How Do You Clean the Lock Up?

First Line Technology Assists in Jail Cell Decontamination

As fentanyl and other synthetic opioids continue to spread across the country, correctional facilities are discovering that prisoners are finding ways to hide or acquire these dangerous substances.

Recently, Al Lee of First Line Technology (FLT) received a phone call from Lieutenant Scott Brosis of the Aurora, Illinois Police Department. Correctional officers at the Aurora Police Department Headquarters had discovered that one of the prisoners had a stash of drugs that included heroin, meth, and fentanyl.

Concerned that the fentanyl may have contaminated the cell, they cordoned off the cell. Since they had never had to decontaminate a cell for fentanyl contamination before, they reached out to a private remediation company but were told that the firm did not decon fentanyl.

Lt. Brosis then asked Lt. Charlie Kunkel of the King County Sheriff’s Department if he knew of anyone who could assist them. Lt. Kunkel then referred him to Al Lee of FLT who had demoed our fentanyl decontamination solution there.

As Al spoke with Lt. Brosis, it became clear that since they had never dealt with fentanyl before, that someone should assist them in this first encounter.

Al offered to bring both an Electrostatic Decon Kit (EDK) and a sample of Dahlgren Decon.
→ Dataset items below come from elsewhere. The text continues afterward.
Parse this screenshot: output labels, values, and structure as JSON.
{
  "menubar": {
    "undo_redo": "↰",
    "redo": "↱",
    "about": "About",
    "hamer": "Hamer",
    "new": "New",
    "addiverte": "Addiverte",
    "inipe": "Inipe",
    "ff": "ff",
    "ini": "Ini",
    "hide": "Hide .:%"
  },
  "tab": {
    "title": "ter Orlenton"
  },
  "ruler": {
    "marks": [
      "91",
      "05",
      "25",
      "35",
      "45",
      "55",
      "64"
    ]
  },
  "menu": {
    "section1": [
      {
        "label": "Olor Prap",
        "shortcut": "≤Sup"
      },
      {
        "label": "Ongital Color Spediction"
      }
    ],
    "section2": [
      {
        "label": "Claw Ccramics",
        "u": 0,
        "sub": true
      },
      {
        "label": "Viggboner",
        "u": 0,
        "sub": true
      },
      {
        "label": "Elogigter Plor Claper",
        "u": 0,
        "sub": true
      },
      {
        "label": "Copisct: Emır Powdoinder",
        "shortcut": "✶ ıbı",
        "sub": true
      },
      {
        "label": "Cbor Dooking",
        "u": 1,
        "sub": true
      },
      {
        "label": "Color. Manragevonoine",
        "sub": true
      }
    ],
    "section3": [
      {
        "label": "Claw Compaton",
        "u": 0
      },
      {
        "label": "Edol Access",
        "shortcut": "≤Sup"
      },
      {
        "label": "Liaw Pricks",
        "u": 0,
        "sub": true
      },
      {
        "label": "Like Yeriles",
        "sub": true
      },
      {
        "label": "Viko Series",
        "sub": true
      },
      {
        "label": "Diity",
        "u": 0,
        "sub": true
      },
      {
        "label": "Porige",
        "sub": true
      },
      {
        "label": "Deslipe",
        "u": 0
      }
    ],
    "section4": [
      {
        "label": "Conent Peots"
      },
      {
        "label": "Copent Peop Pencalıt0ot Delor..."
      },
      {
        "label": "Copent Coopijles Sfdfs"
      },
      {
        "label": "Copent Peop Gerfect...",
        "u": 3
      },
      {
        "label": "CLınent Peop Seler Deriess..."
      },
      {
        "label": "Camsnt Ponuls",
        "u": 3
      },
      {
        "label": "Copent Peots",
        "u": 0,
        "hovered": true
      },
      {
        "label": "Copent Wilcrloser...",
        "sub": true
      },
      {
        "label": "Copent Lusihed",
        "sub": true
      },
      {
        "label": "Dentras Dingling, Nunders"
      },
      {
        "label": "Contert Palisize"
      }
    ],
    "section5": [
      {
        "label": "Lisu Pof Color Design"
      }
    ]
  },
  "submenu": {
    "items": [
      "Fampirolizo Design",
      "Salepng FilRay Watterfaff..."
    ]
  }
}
Al suggested that the Aurora Fire Department HazMat Team meet them at the facility so he could show them how to do the decon.

The next morning, Lt. John Ross and four other members of the Aurora HazMat team met Al and Lt Brosis at the facility. The spectrometer used by Aurora Fire Department was rather limited and could only detect up to 51% of fentanyl.

Fortunately, Al Lee had also brought a Synthetic Opioid Safety (SOS) Kit which contains BTNX Test Strips as well as the correct PPE required for small doses of fentanyl and both FiberTect Wipes and Dahlgren Decon.

Al suggested that they use the test strips to check for the presence of fentanyl. Two members of the HazMat Team donned PPE and entered the cell.

Using the tests strips, they determined that there was no fentanyl in the areas of the cell that where drugs had been found. However, to be safe, they decided to decon the cell.

Al showed them how to mix the Dahlgren Decon solution and dilute it with water for use in the Victory MG200 Electrostatic Sprayer included in the Electrostatic Decon Kit.

They sprayed the entire cell and its contents which only took a few minutes due to the efficiency of the electrostatic sprayer. At that point, they removed their PPE and disposed of everything following their department’s protocols.

“I was pleased to be able to help out,” Al said. “Once you see how easy it is to decon an area with the proper PPE, an electrostatic sprayer, and Dahlgren Decon, fentanyl isn’t a major problem anymore.”